Comment un art officiel peut -il être aussi un art révolutionnaire? Comment un art révolutionnaire peut il fonctionner dans le sillage du mercantilisme libéral, de plus fabriquant la valeur en réseau selon le principe du délit d'initié?

On voit que les points de vue visibles servent le système et qu'une grande partie des écrits que l'on pourrait dire « dissidents » circulent essentiellement par capillarité et plus récemment par Internet.

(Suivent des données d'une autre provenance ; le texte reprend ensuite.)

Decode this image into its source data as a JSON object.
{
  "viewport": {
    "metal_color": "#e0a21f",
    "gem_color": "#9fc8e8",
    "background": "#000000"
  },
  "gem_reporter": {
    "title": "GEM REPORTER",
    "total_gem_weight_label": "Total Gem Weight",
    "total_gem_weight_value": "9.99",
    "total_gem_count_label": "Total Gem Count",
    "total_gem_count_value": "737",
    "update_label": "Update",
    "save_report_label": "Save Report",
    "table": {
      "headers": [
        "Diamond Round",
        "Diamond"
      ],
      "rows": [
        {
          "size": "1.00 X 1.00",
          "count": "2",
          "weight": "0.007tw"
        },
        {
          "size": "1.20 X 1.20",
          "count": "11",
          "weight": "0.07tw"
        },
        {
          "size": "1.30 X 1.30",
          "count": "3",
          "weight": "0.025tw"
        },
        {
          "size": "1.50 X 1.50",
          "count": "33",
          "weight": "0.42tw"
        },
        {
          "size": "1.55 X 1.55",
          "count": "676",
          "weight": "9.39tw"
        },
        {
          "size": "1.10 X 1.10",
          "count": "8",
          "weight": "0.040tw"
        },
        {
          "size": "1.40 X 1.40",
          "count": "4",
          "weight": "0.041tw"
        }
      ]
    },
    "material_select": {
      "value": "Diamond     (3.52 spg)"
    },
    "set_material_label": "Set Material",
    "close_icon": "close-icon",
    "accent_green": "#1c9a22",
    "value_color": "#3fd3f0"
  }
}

Une typologie de ces écrits apparaît...

Les Saintes Écritures

Les écrits théoriques ont eu une immense importance pour légitimer l'AC en France, ils proviennent le plus souvent de fonctionnaires, de professeurs d'université, de critiques d'art jouant un rôle dans ce que l'on appelle « le petit milieu » qui fabrique administrativement cotes et carrières en réseau. Toute une critique de l'Art contemporain est assurée par ce cercle intérieur du pouvoir culturel. Les problèmes sont posés et les contradictions sont dénoncées mais l'on comprend vite qu'il s'agit d'une « autocritique » visant à conserver le système, technique éprouvée dans les régimes totalitaires.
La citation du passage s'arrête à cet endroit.